どんなことを心がけて訪問診療をされているのですか?

柳楽知義理事長 さくらクリニック3

「患者さんのためにできることはすべてする」。そこはぶれてはいけないと思っています。訪問診療をしていると、いろいろなことが起きるものです。患者さんたちも悩まれていて、例えば90歳を超えてがんになり、病院で「希望するなら手術はしますが、リスクはこれだけあります」と言われてどうしようかというような方もおられます。そんなときもできる限り情報提供やアドバイスをして、患者さんとご家族の判断をサポートします。そしてどんな選択をしても、どんな結果になったとしても「間違っていなかったですよ」とご家族に寄り添います。ご家族が悩み続けないよう支えるのも私たちの役割ですからね。そうした姿勢を大事にしつつ、私を含めてスタッフみんなで、患者さんのために何ができるかを考えていきたいです。

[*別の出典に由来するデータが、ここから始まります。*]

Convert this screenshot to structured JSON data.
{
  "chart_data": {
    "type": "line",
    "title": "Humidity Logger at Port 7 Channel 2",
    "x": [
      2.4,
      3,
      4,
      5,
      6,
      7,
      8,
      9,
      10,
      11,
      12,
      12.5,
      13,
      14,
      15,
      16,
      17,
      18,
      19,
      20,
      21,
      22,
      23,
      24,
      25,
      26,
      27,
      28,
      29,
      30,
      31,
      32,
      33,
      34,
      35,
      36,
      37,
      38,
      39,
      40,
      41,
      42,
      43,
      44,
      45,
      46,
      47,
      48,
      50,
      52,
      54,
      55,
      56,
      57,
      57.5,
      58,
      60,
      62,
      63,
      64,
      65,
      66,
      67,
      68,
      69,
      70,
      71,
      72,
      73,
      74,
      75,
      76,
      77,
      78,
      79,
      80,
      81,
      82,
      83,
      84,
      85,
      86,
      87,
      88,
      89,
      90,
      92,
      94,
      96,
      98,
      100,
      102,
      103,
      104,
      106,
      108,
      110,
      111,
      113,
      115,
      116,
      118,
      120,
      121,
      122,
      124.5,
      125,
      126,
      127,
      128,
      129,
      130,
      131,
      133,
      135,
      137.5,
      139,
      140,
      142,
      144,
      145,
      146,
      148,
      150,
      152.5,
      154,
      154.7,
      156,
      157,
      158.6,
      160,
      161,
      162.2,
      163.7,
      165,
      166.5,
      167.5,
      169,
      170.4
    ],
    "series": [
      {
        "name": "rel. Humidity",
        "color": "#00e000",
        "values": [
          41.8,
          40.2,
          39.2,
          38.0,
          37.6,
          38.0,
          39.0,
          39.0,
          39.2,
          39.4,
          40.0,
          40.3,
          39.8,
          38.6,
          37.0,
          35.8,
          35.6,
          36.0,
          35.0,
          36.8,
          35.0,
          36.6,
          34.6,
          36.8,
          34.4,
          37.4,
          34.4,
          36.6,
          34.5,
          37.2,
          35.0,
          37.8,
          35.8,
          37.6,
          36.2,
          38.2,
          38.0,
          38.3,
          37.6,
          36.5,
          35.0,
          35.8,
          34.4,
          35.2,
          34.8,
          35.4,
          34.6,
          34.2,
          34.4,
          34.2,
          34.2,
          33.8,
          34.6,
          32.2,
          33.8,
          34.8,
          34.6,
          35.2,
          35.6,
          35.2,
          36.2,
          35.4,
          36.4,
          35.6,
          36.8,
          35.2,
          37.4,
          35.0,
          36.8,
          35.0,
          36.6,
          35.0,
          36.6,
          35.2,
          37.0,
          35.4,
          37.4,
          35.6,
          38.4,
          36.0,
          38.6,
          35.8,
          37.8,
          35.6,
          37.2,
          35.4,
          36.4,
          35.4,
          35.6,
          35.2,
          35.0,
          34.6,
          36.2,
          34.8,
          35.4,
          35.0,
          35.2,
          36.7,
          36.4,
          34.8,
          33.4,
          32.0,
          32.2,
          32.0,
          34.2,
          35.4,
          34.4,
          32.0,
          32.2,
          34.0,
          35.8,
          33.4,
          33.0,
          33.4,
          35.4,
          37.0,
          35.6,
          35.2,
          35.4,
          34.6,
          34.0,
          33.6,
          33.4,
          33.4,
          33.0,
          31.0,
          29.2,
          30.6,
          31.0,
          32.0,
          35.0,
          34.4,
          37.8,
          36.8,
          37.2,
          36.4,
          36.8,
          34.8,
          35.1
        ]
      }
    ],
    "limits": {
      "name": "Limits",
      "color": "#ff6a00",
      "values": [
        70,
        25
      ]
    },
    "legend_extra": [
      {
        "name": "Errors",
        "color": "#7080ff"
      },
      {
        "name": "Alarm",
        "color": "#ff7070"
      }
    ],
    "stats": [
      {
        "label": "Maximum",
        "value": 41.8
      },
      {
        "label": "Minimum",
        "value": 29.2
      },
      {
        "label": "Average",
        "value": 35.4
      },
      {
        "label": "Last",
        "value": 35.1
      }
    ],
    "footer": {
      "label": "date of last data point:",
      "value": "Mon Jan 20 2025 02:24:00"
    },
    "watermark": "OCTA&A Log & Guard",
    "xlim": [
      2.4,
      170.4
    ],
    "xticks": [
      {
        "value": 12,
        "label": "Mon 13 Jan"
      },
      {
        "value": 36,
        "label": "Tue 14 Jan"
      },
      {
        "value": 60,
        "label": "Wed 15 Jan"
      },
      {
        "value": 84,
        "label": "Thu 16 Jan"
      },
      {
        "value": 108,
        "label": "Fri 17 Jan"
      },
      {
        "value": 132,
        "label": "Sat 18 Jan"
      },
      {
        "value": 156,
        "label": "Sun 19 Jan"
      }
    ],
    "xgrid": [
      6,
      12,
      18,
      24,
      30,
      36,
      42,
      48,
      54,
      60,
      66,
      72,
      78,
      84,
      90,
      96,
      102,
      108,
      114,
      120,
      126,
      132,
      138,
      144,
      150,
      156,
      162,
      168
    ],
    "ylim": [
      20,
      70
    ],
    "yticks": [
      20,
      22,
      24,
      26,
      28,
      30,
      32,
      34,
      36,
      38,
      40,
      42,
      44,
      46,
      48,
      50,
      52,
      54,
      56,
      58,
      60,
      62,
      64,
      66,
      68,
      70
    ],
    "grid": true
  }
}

柳楽理事長はどんな経緯で訪問診療の道に進んだのですか?

大阪医科大学附属病院で心臓外科の医師をしていた頃、研究のためにアメリカの大学へ留学したのですが、滞在先で子どもが発熱してしまったんです。その時、ホームドクターの先生がとても親身に診てくれて、「いい制度だなあ」と実感したのがきっかけです。その後日本に戻り、心臓外科の医師を続けるかどうか悩んでいると、光輪会の設立者と会う機会を得ました。話を聞くと、私がいいなと感じたアメリカの制度に近いものをめざしているということで、入職を決め、今の道に進んだのです。勤務医時代と比べると、現在のほうが、患者さんやご家族との距離が近くなったと感じています。以前は、患者さんが退院するとお付き合いも薄くなってしまうのが当たり前でしたからね。

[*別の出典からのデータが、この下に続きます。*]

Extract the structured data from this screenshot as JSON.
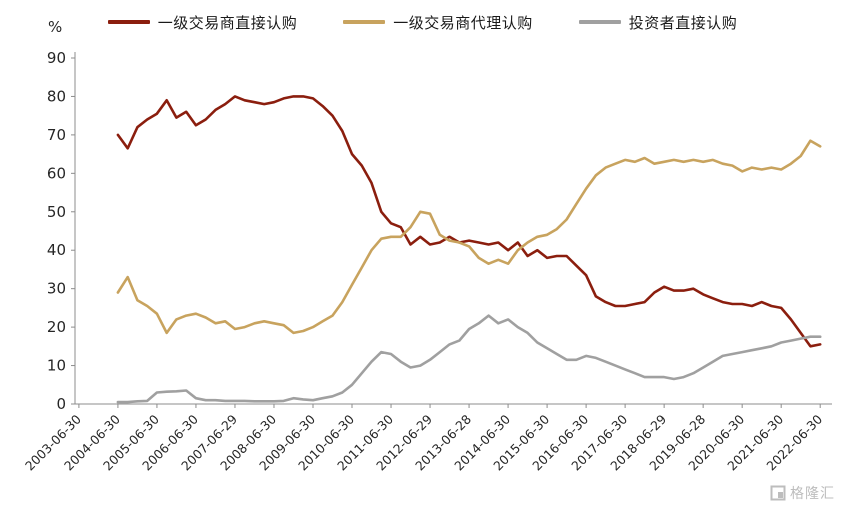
{
  "unit_label": "%",
  "watermark_text": "格隆汇",
  "legend": [
    {
      "label": "一级交易商直接认购",
      "color": "#8b1e0e"
    },
    {
      "label": "一级交易商代理认购",
      "color": "#c8a35e"
    },
    {
      "label": "投资者直接认购",
      "color": "#a0a0a0"
    }
  ],
  "chart_data": {
    "type": "line",
    "title": "",
    "xlabel": "",
    "ylabel": "%",
    "ylim": [
      0,
      90
    ],
    "yticks": [
      0,
      10,
      20,
      30,
      40,
      50,
      60,
      70,
      80,
      90
    ],
    "xlim": [
      2003.4,
      2022.7
    ],
    "grid": false,
    "legend_position": "top",
    "x_tick_labels": [
      "2003-06-30",
      "2004-06-30",
      "2005-06-30",
      "2006-06-30",
      "2007-06-29",
      "2008-06-30",
      "2009-06-30",
      "2010-06-30",
      "2011-06-30",
      "2012-06-29",
      "2013-06-28",
      "2014-06-30",
      "2015-06-30",
      "2016-06-30",
      "2017-06-30",
      "2018-06-29",
      "2019-06-28",
      "2020-06-30",
      "2021-06-30",
      "2022-06-30"
    ],
    "x_tick_positions": [
      2003.5,
      2004.5,
      2005.5,
      2006.5,
      2007.5,
      2008.5,
      2009.5,
      2010.5,
      2011.5,
      2012.5,
      2013.5,
      2014.5,
      2015.5,
      2016.5,
      2017.5,
      2018.5,
      2019.5,
      2020.5,
      2021.5,
      2022.5
    ],
    "x": [
      2004.5,
      2004.75,
      2005.0,
      2005.25,
      2005.5,
      2005.75,
      2006.0,
      2006.25,
      2006.5,
      2006.75,
      2007.0,
      2007.25,
      2007.5,
      2007.75,
      2008.0,
      2008.25,
      2008.5,
      2008.75,
      2009.0,
      2009.25,
      2009.5,
      2009.75,
      2010.0,
      2010.25,
      2010.5,
      2010.75,
      2011.0,
      2011.25,
      2011.5,
      2011.75,
      2012.0,
      2012.25,
      2012.5,
      2012.75,
      2013.0,
      2013.25,
      2013.5,
      2013.75,
      2014.0,
      2014.25,
      2014.5,
      2014.75,
      2015.0,
      2015.25,
      2015.5,
      2015.75,
      2016.0,
      2016.25,
      2016.5,
      2016.75,
      2017.0,
      2017.25,
      2017.5,
      2017.75,
      2018.0,
      2018.25,
      2018.5,
      2018.75,
      2019.0,
      2019.25,
      2019.5,
      2019.75,
      2020.0,
      2020.25,
      2020.5,
      2020.75,
      2021.0,
      2021.25,
      2021.5,
      2021.75,
      2022.0,
      2022.25,
      2022.5
    ],
    "series": [
      {
        "name": "一级交易商直接认购",
        "color": "#8b1e0e",
        "values": [
          70,
          66.5,
          72,
          74,
          75.5,
          79,
          74.5,
          76,
          72.5,
          74,
          76.5,
          78,
          80,
          79,
          78.5,
          78,
          78.5,
          79.5,
          80,
          80,
          79.5,
          77.5,
          75,
          71,
          65,
          62,
          57.5,
          50,
          47,
          46,
          41.5,
          43.5,
          41.5,
          42,
          43.5,
          42,
          42.5,
          42,
          41.5,
          42,
          40,
          42,
          38.5,
          40,
          38,
          38.5,
          38.5,
          36,
          33.5,
          28,
          26.5,
          25.5,
          25.5,
          26,
          26.5,
          29,
          30.5,
          29.5,
          29.5,
          30,
          28.5,
          27.5,
          26.5,
          26,
          26,
          25.5,
          26.5,
          25.5,
          25,
          22,
          18.5,
          15,
          15.5
        ]
      },
      {
        "name": "一级交易商代理认购",
        "color": "#c8a35e",
        "values": [
          29,
          33,
          27,
          25.5,
          23.5,
          18.5,
          22,
          23,
          23.5,
          22.5,
          21,
          21.5,
          19.5,
          20,
          21,
          21.5,
          21,
          20.5,
          18.5,
          19,
          20,
          21.5,
          23,
          26.5,
          31,
          35.5,
          40,
          43,
          43.5,
          43.5,
          46,
          50,
          49.5,
          44,
          42.5,
          42,
          41,
          38,
          36.5,
          37.5,
          36.5,
          40,
          42,
          43.5,
          44,
          45.5,
          48,
          52,
          56,
          59.5,
          61.5,
          62.5,
          63.5,
          63,
          64,
          62.5,
          63,
          63.5,
          63,
          63.5,
          63,
          63.5,
          62.5,
          62,
          60.5,
          61.5,
          61,
          61.5,
          61,
          62.5,
          64.5,
          68.5,
          67
        ]
      },
      {
        "name": "投资者直接认购",
        "color": "#a0a0a0",
        "values": [
          0.5,
          0.5,
          0.7,
          0.8,
          3,
          3.2,
          3.3,
          3.5,
          1.5,
          1,
          1,
          0.8,
          0.8,
          0.8,
          0.7,
          0.7,
          0.7,
          0.8,
          1.5,
          1.2,
          1,
          1.5,
          2,
          3,
          5,
          8,
          11,
          13.5,
          13,
          11,
          9.5,
          10,
          11.5,
          13.5,
          15.5,
          16.5,
          19.5,
          21,
          23,
          21,
          22,
          20,
          18.5,
          16,
          14.5,
          13,
          11.5,
          11.5,
          12.5,
          12,
          11,
          10,
          9,
          8,
          7,
          7,
          7,
          6.5,
          7,
          8,
          9.5,
          11,
          12.5,
          13,
          13.5,
          14,
          14.5,
          15,
          16,
          16.5,
          17,
          17.5,
          17.5
        ]
      }
    ]
  }
}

クリニックであれば、かかりつけ医として患者さんとより身近にお付き合いできるということでしょうか。

柳楽知義理事長 さくらクリニック4

そうですね。大きい病院の枠組みの中にいると、「自分にできることを精一杯してあげたい」と思っても、なかなか難しい場合もあって……。ですから病院勤務より、患者さんお一人お一人とじっくり向き合える今のほうが、私には合っていると感じます。また、患者さんだけでなく、ご家族など周りの方々へのケアについても、勤務医だった頃より対応しやすくなりました。例えば、当院では、不安を抱えているご家族や施設の方のために、さまざまな相談・疑問を受ける時間を設けています。患者さんとご家族の双方に目配りし、地域の方々がより良い生活を送れるよう、お役に立つことが私の願いです。

信念のある医師、看護師たちとチームワークで臨む

スタッフルームからにぎやかな声が聞こえますね。看護師さんたちですか?

柳楽知義理事長 さくらクリニック5

はい。ちょうど1日の仕事を終えて、クリニックへ戻ってきたところですね。みんな仲が良くて、明るくて、仕事もきっちりやってくれます。患者さんとご家族のための労力を惜しみませんし、次に私が指示するだろう内容もわかっていて、確認しつつ先回りしてやってくれるので、とても助かっています。毎日、笑顔で患者さんのご自宅や施設へ出かけて行き、自分たちに何ができるかを考えて行動してくれる。そんな彼女たちが当院の宝であり、大きな財産だと思っています。

クリニックのモットーを教えてください。

スタッフ同士の関係も、患者さんと私たちの関係も対等であるように、ということです。スタッフたちはそれぞれの職種のプロフェッショナルですし、プライドを持って仕事をしています。そういう意味でまったく同等なわけです。そして、患者さんも同じです。お一人お一人が私どもにとって大切な存在ですし、だからこそ、変にへりくだる必要はないと思っています。患者さんには、私のことを「先生」でなく「柳楽さん」と呼んでもらって、まったく構いませんよとお伝えしたいですね。

最後に、読者へのメッセージをお願いします。

柳楽知義理事長 さくらクリニック6

先ほどもふれたとおり、当院のスタッフは、いつも患者さんとご家族のことを最優先に考えているメンバーばかりです。これからもチーム医療を推進しながら、近隣にお住まいの方や訪問先の方々の健康な毎日のために、外来・訪問の両輪で役割を果たしていきたいと思っています。ちょっと体調が優れないという時にも、どうぞ気軽にいらしてください。